Pourquoi est-ce si difficile de fabriquer un bon violon?

Comme je vous l'ai expliqué auparavant, la lutherie nécessite de multiples connaissances dans de nombreux domaines. Pour faire un bon violon, il faut un maximum de contrôle sur toutes les étapes de fabrication ainsi que dans le choix des matériaux. Il faut donc tout faire soi-même ce qui commence par le choix du bois dans les scieries, la fabrication et la teinture des filets, la récolte de la résine de pin pour le vernis...

C'est aussi un métier d'expérience car c'est avec du recul que l'on sait si on ne s'est pas trompé, surtout en début de carrière . Nicolo Amati, lorsqu'il fabriquait ses instruments avec les outils et méthodes de son grand-père Andrea, avait déjà à ses côtés les violons centenaires réalisés par celui-ci, s'inspirant donc de son travail. Par conséquent, par imitation, il pouvait faire en sorte qu'un instrument vieillisse bien. En ce qui me concerne, ayant travaillé dans la fabrication chez deux luthiers, je peux dire que je bénéficie aujourd'hui de leur expérience respective s'étalant sur une vingtaine d'années.

 

Quels sont vos modèles de prédilection?

J'utilise pour les violons deux modèles de Stradivarius que sont le "Viotti" de 1709 et le "Medici" de 1716 et un modèle de Guarnerius qui est le "Plowden" de 1735. Pour un alto de 41,5cm, je possède un moule du "Conte Vitale" de 1676 de Andrea Guarneri. J'ai tracé aussi un modèle plus élargi et un modèle plus petit de 40,5cm. Mes violoncelles sont quand à eux construit autour d'un moule de Matteo Goffriller de 74,9cm. Je trace tous mes moules au compas selon le procédé utilisé au temps de Stradivarius et découvert par F. Denis.

 

Quel est votre credo en matière de fabrication?

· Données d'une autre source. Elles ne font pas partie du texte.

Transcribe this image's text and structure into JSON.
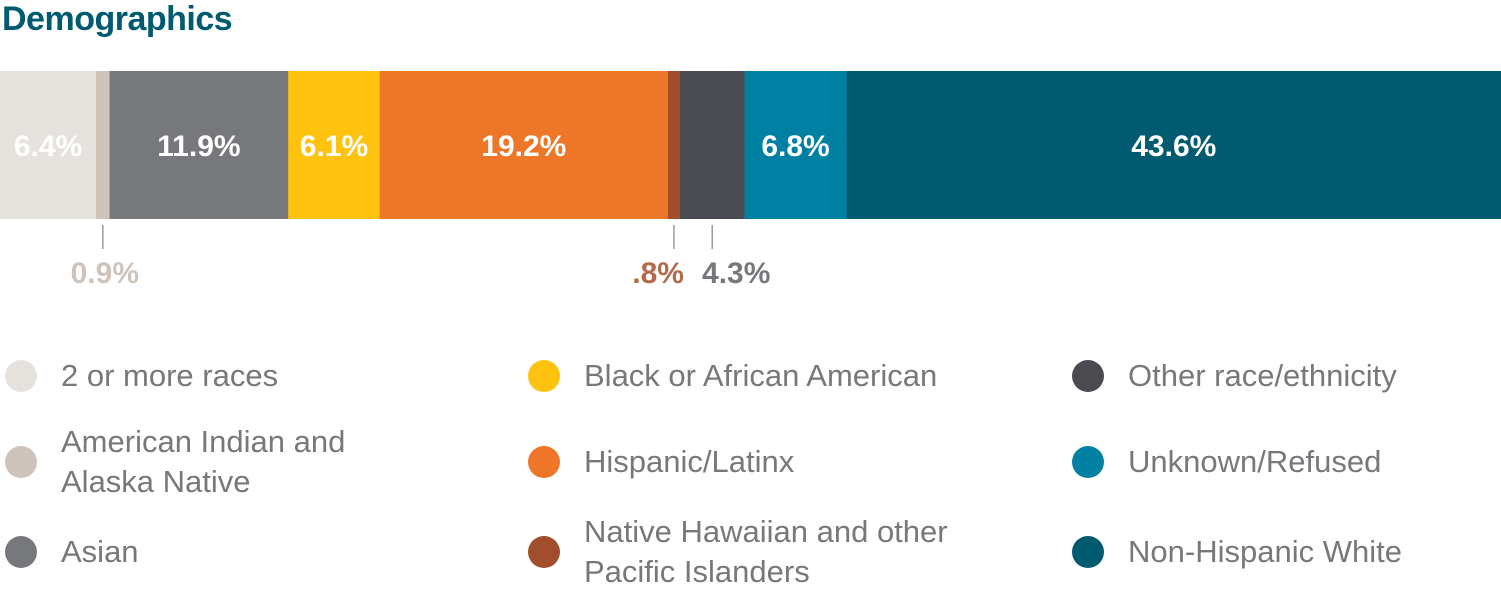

Un violon est une sculpture sonore en bois. Sa fonction principale est d'amplifier le son de la corde frottée par un archet. La fréquence de la corde en vibration est transmise au chevalet qui la communique à la table. Ensuite cette vibration traverse l'âme pour rejoindre le fond qui vibre à son tour. La caisse harmonique joue le rôle de résonateur. Les molécules d'air qui y sont "emprisonnées", sous l'effet des vibrations, se meuvent et créent le son qui est expulsé par le fond à travers les ouïes.

Comme un musicien qui pour jouer librement ne doit pas être tendu, un instrument pour sonner doit être libre de toute tension. Je privilégie donc une inertie des forces lorsque je fabrique. Par exemple, le forçage de mes barres est réparti sur toute la longueur. De même, une éclisse pliée sur le moule doit rester en place une fois sortie. Réduire toutes ces tensions crées et provoquées par la manipulation et la transformation du matériau permet à l'instrument une fois fini de résonner librement et de laisser place ainsi à sa fonction principale.